MCP Core Concepts
Everything you need to understand MCP from scratch — its architecture, message types, transports.
What is MCP and why should you care?
If you’ve been building software for any meaningful amount of time, you’ve watched the industry cycle through integration standards — SOAP, REST, GraphQL, gRPC. Each one solved a real problem: how do two systems talk to each other in a structured, predictable way?
The Model Context Protocol (MCP) is the latest entry in that lineage, but it solves a fundamentally different problem. MCP isn’t about how your frontend talks to your backend. It’s about how AI models talk to tools, data sources, and external systems.
Think about it this way: when you use an AI assistant like Claude, it’s incredibly good at reasoning and generating text. But it’s trapped inside its own context window. It can’t check your calendar, query your database, search the web, or trigger a deployment pipeline — unless someone gives it a structured way to do those things. That structured way is MCP.
MCP is an open protocol — originally developed by Anthropic, but designed to be vendor-neutral and community-driven. It defines a standard way for AI models (the “client” side) to discover, negotiate with, and invoke capabilities exposed by external systems (the “server” side).
The problem MCP solves
Before MCP, every AI tool integration was bespoke. If you wanted Claude to interact with GitHub, you’d build a custom plugin. If you wanted it to query Postgres, you’d build another one. Each integration had its own message format, its own authentication story, its own error handling. It was like the pre-REST era — a mess of point-to-point integrations that didn’t compose.
The consequences were painful:
For tool builders, you had to write separate integrations for every AI provider — one for OpenAI’s function calling format, another for Claude’s tool use format, another for Gemini. The same tool, reimplemented three times.
For AI application developers, you couldn’t mix and match. Switching AI providers meant rewriting all your tool integrations. You were locked in — not by the model itself, but by the plumbing around it.
For enterprises, the security story was a nightmare. Each custom integration had its own trust model. There was no standardized way to enforce consent, rate limiting, or data flow controls across all AI-tool interactions.
MCP solves all three of these by establishing a single, open protocol that any client and any server can implement. Build your tool once as an MCP server, and it works with every MCP-compatible AI client. Switch your AI provider, and all your tools keep working. Enforce your security policies in one place, and they apply to every integration.
The two-layer architecture
MCP's architecture is elegantly simple. The entire protocol is split into exactly two layers, each with a clearly defined responsibility. If you've ever worked with the OSI model or even just the separation between ASP.NET's middleware pipeline (how requests are processed) and Kestrel (how bytes move over the wire), this pattern will feel immediately familiar.

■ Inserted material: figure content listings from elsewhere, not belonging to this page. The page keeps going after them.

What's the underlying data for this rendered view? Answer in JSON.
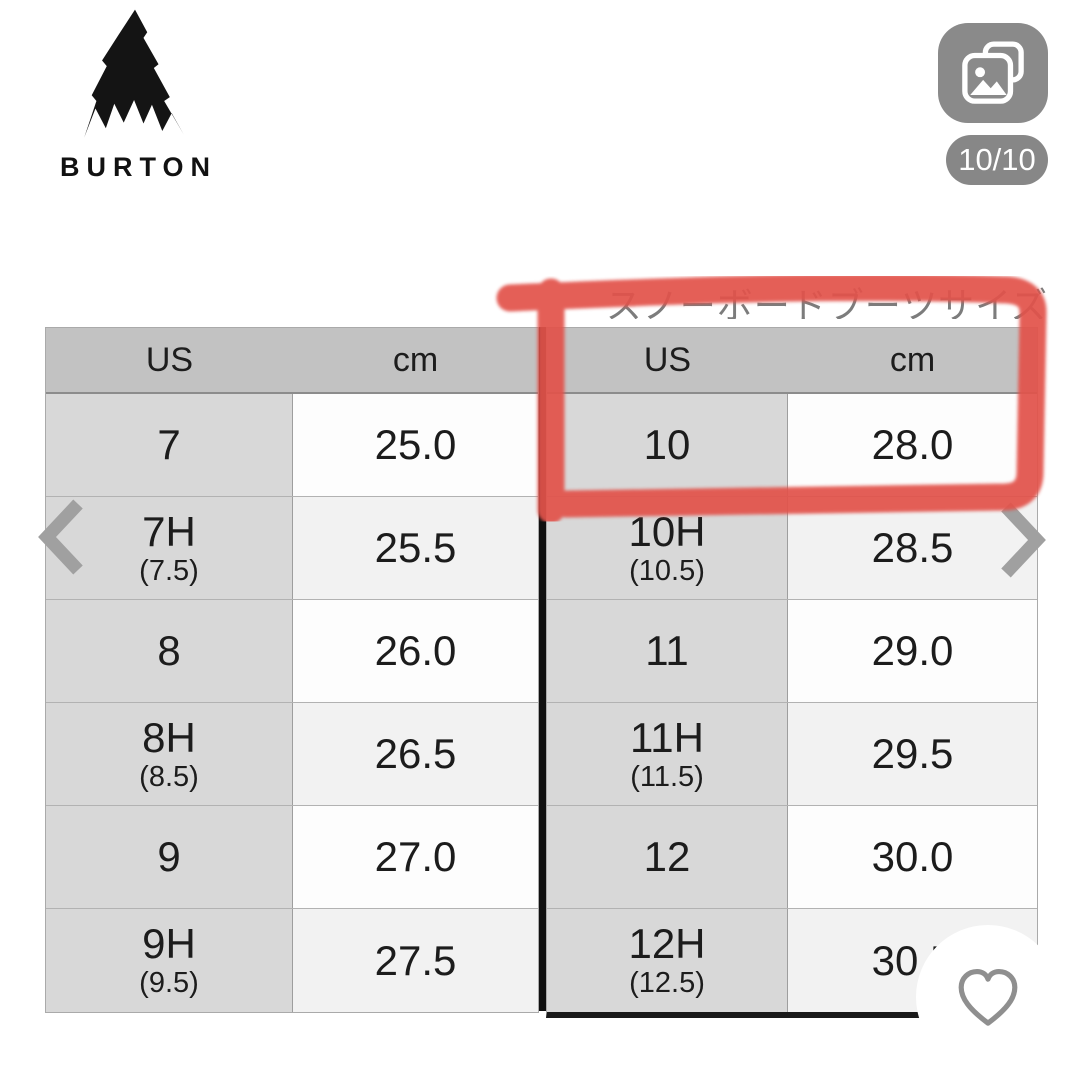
{
  "brand": {
    "name": "BURTON"
  },
  "photo_viewer": {
    "count_badge": "10/10"
  },
  "caption": "スノーボードブーツサイズ",
  "size_chart": {
    "tables": [
      {
        "side": "left",
        "headers": [
          "US",
          "cm"
        ],
        "rows": [
          {
            "us": "7",
            "us_sub": "",
            "cm": "25.0"
          },
          {
            "us": "7H",
            "us_sub": "(7.5)",
            "cm": "25.5"
          },
          {
            "us": "8",
            "us_sub": "",
            "cm": "26.0"
          },
          {
            "us": "8H",
            "us_sub": "(8.5)",
            "cm": "26.5"
          },
          {
            "us": "9",
            "us_sub": "",
            "cm": "27.0"
          },
          {
            "us": "9H",
            "us_sub": "(9.5)",
            "cm": "27.5"
          }
        ]
      },
      {
        "side": "right",
        "headers": [
          "US",
          "cm"
        ],
        "rows": [
          {
            "us": "10",
            "us_sub": "",
            "cm": "28.0"
          },
          {
            "us": "10H",
            "us_sub": "(10.5)",
            "cm": "28.5"
          },
          {
            "us": "11",
            "us_sub": "",
            "cm": "29.0"
          },
          {
            "us": "11H",
            "us_sub": "(11.5)",
            "cm": "29.5"
          },
          {
            "us": "12",
            "us_sub": "",
            "cm": "30.0"
          },
          {
            "us": "12H",
            "us_sub": "(12.5)",
            "cm": "30.5"
          }
        ]
      }
    ],
    "highlighted_row": {
      "us": "10",
      "cm": "28.0"
    }
  },
  "icons": {
    "logo": "burton-mountain-logo",
    "photos": "photo-stack-icon",
    "prev": "chevron-left-icon",
    "next": "chevron-right-icon",
    "favorite": "heart-icon"
  },
  "colors": {
    "marker_red": "#e2524c",
    "table_header_bg": "#c2c2c2",
    "us_column_bg": "#d8d8d8",
    "cm_row_bg": "#fdfdfd",
    "cm_row_alt_bg": "#f2f2f2",
    "divider_black": "#101010",
    "icon_gray": "#8a8a8a",
    "chevron_gray": "#a0a0a0",
    "heart_gray": "#8f8f8f",
    "text_dark": "#1c1c1c",
    "caption_gray": "#7c7c7c"
  }
}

The Data Layer — what to say
The Data Layer is the brain of the protocol. It defines what clients and servers say to each other — the structure of messages, the semantics of each operation, and the rules governing the conversation lifecycle.
It’s built on top of JSON-RPC 2.0, which is a lightweight remote procedure call protocol that uses JSON as its data format. If you’ve never encountered JSON-RPC before, think of it as “HTTP endpoints, but instead of URLs and verbs, you have a method string and params object.”
The Data Layer handles three core responsibilities: defining the message structure (request, response, notification), managing the connection lifecycle (initialization, capability negotiation, shutdown), and exposing protocol primitives (tools, resources, and prompts — the things an MCP server can offer).
The Transport Layer — how to deliver it
The Transport Layer is the postal service. It doesn’t care about what’s inside the envelope — it just makes sure the envelope gets from point A to point B reliably.
MCP supports two transport mechanisms:
Stdio (Standard I/O) is used for local communication. The MCP client spawns the MCP server as a child process and they talk through stdin/stdout pipes. This is fast, requires zero network configuration, and is the default for local development tools. I
Streamable HTTP with Server-Sent Events (SSE) is used for remote communication. The client sends messages to the server via HTTP POST requests, and the server can push real-time updates back via SSE. This is the transport you’d use when your MCP server is running on a different machine — say, as a cloud service.
As a engineer who’s spent years building APIs and distributed systems, MCP feels like a natural evolution. It takes patterns we already know — request/response messaging, service discovery, middleware pipelines — and adapts them for the AI agent era. The protocol is intentionally simple: JSON-RPC 2.0 messages flowing over either local stdio or remote HTTP, with a clean lifecycle of initialize → discover → execute.